Autophagy is a lysosomal-dependent degradation process that is highly conserved and maintains cellular homeostasis by sequestering cytosolic material for degradation either non-specifically by non-selective autophagy, or targeting specific proteins aggregates by selective autophagy. Autophagy serves as a protective mechanism defending the cell from stressors and also plays an important role in enabling tumor cells to overcome harsh conditions arising in their microenvironment during growth as well as oxidative and non-oxidative injuries secondary to therapeutic stressors. Recently, autophagy has been implicated to cause tumor resistance to anti-angiogenic therapy, joining an existing literature implicating autophagy in cancer resistance to conventional DNA damaging chemotherapy and ionizing radiation. In this review, we discuss the role of angiogenesis in malignancy, mechanisms of resistance to anti-angiogenic therapy in general, the role of autophagy in driving malignancy, and the current literature in autophagy-mediated anti-angiogenic therapy resistance. Finally, we provide future insight into the current challenges of using autophagy inhibitors in the clinic and provides tips for future studies to focus on to effectively target autophagy in overcoming resistance to anti-angiogenic therapy.

Keywords: Angiogenesis; Anti-angiogenesis; Autophagy; Cancer; Drug resistance; VEGF.

Fig. 1.. Adaptive mechanisms of evasion to anti-angiogenic therapy in cancer.

While some cancers may be intrinsically resistance to anti-angiogenic therapy, other tumors that are initially responsive may acquire adaptive resistance to anti-angiogenic therapy. These established mechanisms of resistance are as follows. Mechanism 1: Activation of other pro-angiogenic factors like basic fibroblast growth factor (bFGF), ephrins, placental growth factor (PlGF), angiopoietins, or interleukin 8 (IL-8) resulting in tumor vessels to replenish (from brown to red). Mechanism 2: Recruitment of bone marrow-derived progenitor cells for vasculogenesis. This is mediated by secreted factors such as interleukin 6 (IL-6) and stromal derived factor-1α (SDF-1α) which recruit bone marrow-derived endothelial progenitor cells (EPCs) into the tumor for vasculogenesis and replenishing vessels (brown to red). Mechanism 3: Increased pericyte coverage, driven by platelet derived growth factor (PDGF), which also nurtures depleted (brown) vessels. Mechanism 4: Hypoxia-induced autophagy, mediated by Hypoxia Induced Factor-1α and BNIP3, which helps tumor cells thrive in a hypoxic environment. Mechanism 5: Increased invasiveness of the tumor, mediated by matrix metalloproteinases (MMPs) and hepatocyte growth factor (HGF), which helps tumor cells invade despite depleted (brown) vessels and survive.

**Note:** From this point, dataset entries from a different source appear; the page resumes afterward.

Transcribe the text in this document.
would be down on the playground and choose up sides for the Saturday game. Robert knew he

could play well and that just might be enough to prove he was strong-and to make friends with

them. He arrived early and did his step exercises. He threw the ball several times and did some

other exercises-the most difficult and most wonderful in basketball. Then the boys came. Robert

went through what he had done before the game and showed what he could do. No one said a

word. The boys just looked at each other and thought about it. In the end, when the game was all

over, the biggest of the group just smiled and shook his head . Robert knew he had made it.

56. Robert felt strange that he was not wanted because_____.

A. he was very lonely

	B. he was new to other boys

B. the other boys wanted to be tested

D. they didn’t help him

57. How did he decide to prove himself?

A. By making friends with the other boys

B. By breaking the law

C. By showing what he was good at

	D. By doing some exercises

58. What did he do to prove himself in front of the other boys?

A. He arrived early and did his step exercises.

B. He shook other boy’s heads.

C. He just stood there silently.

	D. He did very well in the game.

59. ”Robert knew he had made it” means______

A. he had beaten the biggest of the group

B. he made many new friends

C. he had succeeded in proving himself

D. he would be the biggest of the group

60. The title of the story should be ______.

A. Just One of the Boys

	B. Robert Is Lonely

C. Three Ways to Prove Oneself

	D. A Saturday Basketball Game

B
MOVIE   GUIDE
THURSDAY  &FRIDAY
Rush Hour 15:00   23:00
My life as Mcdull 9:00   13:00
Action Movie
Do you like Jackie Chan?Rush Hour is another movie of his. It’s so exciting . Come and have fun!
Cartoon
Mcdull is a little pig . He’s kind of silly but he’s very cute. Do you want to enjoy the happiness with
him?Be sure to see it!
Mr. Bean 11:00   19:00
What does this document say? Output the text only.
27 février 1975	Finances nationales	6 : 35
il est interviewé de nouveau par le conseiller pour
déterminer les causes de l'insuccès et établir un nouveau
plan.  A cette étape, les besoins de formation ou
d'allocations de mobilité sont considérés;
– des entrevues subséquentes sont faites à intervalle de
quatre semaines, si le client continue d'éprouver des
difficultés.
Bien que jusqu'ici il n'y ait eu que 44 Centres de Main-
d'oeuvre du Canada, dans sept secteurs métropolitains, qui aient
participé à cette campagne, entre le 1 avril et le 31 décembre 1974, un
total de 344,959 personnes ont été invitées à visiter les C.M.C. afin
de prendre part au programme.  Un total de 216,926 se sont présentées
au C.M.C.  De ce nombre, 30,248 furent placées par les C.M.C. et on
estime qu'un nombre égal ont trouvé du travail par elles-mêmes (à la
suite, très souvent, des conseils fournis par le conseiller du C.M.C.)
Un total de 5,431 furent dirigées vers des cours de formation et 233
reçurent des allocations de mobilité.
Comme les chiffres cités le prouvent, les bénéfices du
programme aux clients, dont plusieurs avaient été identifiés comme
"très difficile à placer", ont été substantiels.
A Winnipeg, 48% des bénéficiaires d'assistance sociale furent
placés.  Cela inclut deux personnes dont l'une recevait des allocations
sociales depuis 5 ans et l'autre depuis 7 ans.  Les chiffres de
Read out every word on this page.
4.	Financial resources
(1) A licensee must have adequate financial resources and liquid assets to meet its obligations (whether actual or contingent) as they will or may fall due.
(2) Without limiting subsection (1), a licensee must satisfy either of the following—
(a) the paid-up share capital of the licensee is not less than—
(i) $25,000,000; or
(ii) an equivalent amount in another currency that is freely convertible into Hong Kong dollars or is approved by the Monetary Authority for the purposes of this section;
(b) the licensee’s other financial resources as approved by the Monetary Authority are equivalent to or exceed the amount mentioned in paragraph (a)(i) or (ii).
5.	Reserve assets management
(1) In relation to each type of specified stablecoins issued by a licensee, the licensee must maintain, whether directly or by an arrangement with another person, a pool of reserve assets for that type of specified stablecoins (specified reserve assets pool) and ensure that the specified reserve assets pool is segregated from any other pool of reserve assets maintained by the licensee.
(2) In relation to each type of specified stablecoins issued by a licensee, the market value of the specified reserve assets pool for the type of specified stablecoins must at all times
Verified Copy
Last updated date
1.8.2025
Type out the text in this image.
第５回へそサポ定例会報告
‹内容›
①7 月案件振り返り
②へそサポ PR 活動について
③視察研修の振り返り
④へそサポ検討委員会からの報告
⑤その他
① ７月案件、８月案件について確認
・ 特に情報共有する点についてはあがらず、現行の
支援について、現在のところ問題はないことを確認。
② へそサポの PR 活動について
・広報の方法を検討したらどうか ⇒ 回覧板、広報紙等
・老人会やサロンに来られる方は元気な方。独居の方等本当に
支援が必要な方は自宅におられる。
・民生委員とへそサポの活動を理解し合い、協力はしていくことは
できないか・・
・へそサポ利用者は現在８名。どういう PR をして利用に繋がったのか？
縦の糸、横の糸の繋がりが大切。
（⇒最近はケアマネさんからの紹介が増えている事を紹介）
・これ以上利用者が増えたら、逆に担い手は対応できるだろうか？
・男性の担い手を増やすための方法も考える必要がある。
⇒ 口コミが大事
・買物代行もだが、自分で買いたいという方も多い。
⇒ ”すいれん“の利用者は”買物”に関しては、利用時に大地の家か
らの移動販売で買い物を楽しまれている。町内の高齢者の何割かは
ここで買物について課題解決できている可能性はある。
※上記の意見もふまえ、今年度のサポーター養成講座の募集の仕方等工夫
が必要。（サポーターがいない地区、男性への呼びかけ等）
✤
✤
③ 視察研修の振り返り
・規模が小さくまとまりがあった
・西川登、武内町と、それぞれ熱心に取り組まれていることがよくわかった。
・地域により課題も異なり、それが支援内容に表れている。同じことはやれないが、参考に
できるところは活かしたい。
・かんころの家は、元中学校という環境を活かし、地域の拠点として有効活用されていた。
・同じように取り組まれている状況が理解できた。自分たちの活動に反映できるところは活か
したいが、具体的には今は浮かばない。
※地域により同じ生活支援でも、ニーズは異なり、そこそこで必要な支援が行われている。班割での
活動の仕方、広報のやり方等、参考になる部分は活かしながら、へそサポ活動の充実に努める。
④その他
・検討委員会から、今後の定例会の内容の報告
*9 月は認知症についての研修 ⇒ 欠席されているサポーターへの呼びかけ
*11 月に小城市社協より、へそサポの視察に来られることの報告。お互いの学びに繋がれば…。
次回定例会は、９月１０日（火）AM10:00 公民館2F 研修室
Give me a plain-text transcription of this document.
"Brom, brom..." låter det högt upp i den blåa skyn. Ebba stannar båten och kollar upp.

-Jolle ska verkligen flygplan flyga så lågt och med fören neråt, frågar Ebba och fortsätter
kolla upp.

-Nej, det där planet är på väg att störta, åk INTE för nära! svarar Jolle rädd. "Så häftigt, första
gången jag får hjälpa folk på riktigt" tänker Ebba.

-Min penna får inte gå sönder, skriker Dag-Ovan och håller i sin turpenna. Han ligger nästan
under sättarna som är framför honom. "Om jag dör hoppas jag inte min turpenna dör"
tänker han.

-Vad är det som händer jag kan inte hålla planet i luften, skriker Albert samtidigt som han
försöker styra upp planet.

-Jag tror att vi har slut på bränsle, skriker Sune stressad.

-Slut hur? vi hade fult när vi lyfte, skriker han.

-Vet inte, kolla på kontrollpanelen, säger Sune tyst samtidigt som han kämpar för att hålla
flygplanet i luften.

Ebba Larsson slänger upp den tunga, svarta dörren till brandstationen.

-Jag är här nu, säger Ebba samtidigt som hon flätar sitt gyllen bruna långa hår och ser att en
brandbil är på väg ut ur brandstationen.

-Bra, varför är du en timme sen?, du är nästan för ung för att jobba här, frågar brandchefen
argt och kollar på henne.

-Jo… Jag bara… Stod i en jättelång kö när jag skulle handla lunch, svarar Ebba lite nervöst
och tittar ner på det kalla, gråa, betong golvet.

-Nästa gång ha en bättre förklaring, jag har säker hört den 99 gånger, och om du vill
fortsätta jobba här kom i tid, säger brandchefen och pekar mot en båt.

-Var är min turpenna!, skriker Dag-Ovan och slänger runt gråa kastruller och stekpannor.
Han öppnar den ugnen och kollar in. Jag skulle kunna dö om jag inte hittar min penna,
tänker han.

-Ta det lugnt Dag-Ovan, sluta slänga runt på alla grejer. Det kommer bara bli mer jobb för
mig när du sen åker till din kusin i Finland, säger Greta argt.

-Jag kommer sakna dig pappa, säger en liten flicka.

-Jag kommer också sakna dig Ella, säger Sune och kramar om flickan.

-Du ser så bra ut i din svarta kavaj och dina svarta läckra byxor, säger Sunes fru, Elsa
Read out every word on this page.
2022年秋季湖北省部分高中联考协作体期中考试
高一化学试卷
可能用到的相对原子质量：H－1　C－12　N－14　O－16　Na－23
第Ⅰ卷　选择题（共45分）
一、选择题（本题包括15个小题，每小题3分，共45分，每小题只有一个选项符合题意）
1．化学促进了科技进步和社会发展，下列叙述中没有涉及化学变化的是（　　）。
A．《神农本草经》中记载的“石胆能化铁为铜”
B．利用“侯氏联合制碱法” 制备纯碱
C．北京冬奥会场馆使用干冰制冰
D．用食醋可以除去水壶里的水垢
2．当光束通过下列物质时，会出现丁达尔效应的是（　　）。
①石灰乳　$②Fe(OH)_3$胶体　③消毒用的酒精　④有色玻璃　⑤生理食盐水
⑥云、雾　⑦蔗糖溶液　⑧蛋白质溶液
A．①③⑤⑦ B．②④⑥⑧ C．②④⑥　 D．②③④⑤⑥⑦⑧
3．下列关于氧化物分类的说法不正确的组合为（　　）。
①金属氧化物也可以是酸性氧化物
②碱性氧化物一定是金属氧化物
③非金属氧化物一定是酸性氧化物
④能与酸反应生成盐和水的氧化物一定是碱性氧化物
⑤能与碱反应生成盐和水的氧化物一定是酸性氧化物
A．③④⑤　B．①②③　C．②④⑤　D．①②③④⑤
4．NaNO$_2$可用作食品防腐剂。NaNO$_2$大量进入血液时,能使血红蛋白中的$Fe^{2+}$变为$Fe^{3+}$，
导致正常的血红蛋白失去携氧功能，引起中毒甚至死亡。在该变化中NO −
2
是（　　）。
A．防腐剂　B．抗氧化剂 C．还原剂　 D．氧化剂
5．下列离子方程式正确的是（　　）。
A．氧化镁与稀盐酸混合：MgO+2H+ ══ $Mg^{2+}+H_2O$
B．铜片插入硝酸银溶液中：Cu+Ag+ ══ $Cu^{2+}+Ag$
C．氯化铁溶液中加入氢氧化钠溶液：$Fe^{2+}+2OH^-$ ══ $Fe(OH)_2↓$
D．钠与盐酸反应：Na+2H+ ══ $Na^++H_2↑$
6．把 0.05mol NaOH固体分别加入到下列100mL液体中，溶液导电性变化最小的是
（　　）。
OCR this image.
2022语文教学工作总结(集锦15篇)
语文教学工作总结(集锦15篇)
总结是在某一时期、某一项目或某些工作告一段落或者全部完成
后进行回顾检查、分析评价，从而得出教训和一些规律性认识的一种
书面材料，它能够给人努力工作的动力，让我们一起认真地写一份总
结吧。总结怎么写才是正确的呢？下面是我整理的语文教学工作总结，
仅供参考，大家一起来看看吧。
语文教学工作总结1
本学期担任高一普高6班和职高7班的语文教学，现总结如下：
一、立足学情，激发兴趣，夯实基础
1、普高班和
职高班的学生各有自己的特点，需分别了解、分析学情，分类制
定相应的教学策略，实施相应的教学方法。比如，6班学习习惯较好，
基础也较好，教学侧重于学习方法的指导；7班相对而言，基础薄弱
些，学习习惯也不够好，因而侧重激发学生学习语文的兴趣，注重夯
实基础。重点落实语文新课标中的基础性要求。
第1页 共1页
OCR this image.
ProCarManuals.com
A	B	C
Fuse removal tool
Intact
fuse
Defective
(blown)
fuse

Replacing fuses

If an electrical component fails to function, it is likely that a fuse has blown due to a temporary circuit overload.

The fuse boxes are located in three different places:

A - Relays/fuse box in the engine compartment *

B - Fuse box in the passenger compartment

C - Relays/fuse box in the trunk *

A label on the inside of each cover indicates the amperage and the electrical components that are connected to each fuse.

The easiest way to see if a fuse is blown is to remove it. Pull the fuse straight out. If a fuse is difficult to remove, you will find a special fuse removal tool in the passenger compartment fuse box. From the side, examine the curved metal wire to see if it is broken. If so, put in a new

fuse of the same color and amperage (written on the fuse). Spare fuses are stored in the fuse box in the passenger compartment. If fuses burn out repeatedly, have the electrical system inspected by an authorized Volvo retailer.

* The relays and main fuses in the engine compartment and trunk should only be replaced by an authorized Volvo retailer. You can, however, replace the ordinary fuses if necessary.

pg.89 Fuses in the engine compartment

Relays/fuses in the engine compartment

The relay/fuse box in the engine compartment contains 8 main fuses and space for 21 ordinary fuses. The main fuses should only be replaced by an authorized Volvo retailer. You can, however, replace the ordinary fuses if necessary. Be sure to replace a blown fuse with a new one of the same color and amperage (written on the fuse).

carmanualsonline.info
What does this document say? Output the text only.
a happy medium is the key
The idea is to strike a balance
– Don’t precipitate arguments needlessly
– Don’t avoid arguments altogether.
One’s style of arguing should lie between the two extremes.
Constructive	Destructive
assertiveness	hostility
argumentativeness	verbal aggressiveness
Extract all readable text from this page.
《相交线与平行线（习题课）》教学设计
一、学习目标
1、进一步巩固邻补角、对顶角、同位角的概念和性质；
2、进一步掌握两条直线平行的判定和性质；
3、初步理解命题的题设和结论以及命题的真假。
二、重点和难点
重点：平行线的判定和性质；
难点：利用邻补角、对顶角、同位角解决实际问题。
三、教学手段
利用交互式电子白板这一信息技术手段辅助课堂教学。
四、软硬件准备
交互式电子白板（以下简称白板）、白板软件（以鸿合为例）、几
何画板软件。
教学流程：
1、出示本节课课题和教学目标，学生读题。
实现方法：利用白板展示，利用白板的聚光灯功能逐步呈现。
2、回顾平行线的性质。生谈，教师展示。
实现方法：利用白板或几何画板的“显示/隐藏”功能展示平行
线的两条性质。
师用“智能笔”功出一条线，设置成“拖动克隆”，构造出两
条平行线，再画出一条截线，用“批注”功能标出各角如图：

Fig. 2.. Mechanisms underlying autophagy-mediated resistance to anti-angiogenic therapy.

Hypoxia results in anti-angiogenic therapy resistance by either selective autophagy (green), that is mediated by p62/NBR1, which sequesters targeted protein aggregates for autophagy, or by (B) non-selective autophagy (pink), which is mediated by two mechanisms (i) First is driven by HIF-1α that activates downstream mediators such as BNIP3. This mediator interacts with Beclin-1 and activates downstream autophagy pathways. Alternatively, hypoxia-induced mitochondrial stress can lead to autophagy activation. (ii) Second, starvation and cellular stress can modulate the Akt/mTOR pathway that can subsequently activate the autophagy pathway as an adaptive mechanism. Additionally, hypoxia can directly activate AMPK that interacts with the Akt/mTOR pathway and leads to activation of autophagy.